Multiobjective evolutionary computation for high-order genetic interactions

A number of research works support the relationship between Single Nucleotide Polymorphisms (SNPs) and neurodegenerative diseases (e.g. Alzheimer’s or Parkinson’s Disease). It has been proven that these neurodegenerative diseases are mainly caused by the interaction of different SNPs. The complexity of identifying genetic interactions increases exponentially with two factors: (i) the number of SNPs contained in the biological dataset under study and (ii) the number of SNPs involved in the interaction. Therefore, this paper proposes the application of two of the most successful multiobjective evolutionary algorithms to solve this problem: a Reference-point based Many-objective Fast Non-dominated Sorting Genetic Algorithm (NSGA-III) and a Multiobjective Evolutionary Algorithm based on Decomposition with Dynamical Resource Allocation (MOEA/D-DRA).

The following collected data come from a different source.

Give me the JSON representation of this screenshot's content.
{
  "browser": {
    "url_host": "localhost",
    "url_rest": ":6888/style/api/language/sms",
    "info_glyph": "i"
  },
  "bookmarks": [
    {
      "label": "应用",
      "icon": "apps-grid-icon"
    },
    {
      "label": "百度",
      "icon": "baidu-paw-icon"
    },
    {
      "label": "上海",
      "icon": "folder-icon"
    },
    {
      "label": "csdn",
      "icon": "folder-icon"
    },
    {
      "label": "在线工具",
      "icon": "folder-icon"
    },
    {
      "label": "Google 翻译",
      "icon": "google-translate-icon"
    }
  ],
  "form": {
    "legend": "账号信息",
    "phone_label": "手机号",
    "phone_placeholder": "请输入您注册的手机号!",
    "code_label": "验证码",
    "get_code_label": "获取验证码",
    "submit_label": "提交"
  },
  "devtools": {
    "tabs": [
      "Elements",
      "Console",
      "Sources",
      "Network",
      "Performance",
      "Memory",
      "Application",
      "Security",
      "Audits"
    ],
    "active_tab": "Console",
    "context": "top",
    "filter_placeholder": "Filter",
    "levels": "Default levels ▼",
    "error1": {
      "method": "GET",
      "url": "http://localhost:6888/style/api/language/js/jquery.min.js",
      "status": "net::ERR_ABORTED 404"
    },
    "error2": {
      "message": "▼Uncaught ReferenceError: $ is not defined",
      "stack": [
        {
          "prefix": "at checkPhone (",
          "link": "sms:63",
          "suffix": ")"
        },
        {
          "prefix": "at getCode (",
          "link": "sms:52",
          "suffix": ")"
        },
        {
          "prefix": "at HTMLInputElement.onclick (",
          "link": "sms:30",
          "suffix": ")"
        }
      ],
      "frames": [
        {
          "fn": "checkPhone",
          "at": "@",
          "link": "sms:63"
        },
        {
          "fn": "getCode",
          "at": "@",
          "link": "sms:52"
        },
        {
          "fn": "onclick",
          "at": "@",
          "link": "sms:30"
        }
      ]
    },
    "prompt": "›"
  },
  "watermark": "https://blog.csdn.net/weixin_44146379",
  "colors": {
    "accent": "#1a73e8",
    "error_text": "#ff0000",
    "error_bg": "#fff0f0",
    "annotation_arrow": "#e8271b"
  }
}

These algorithms have been tested with four datasets (including a real dataset about Bipolar Disorder with 425,574 SNPs) and three interaction sizes: 2, 5, and 8 loci. In addition, they have been compared against well-known and relevant approaches published in the literature, in both multiobjective and biological terms. The results clearly show the advantages of the approach based on NSGA-III. Particularly, NSGA-III improves the results obtained by other algorithms in multiobjective terms (by means of Hypervolume and Set Coverage indicators) and in biological terms (by means of Power, Recall, Precision, and F-measure metrics). Moreover, it reveals new 2 and 5 loci interactions over a Bipolar Disorder real dataset. Therefore, NSGA-III represents a relevant approach to detect high-order genetic interactions.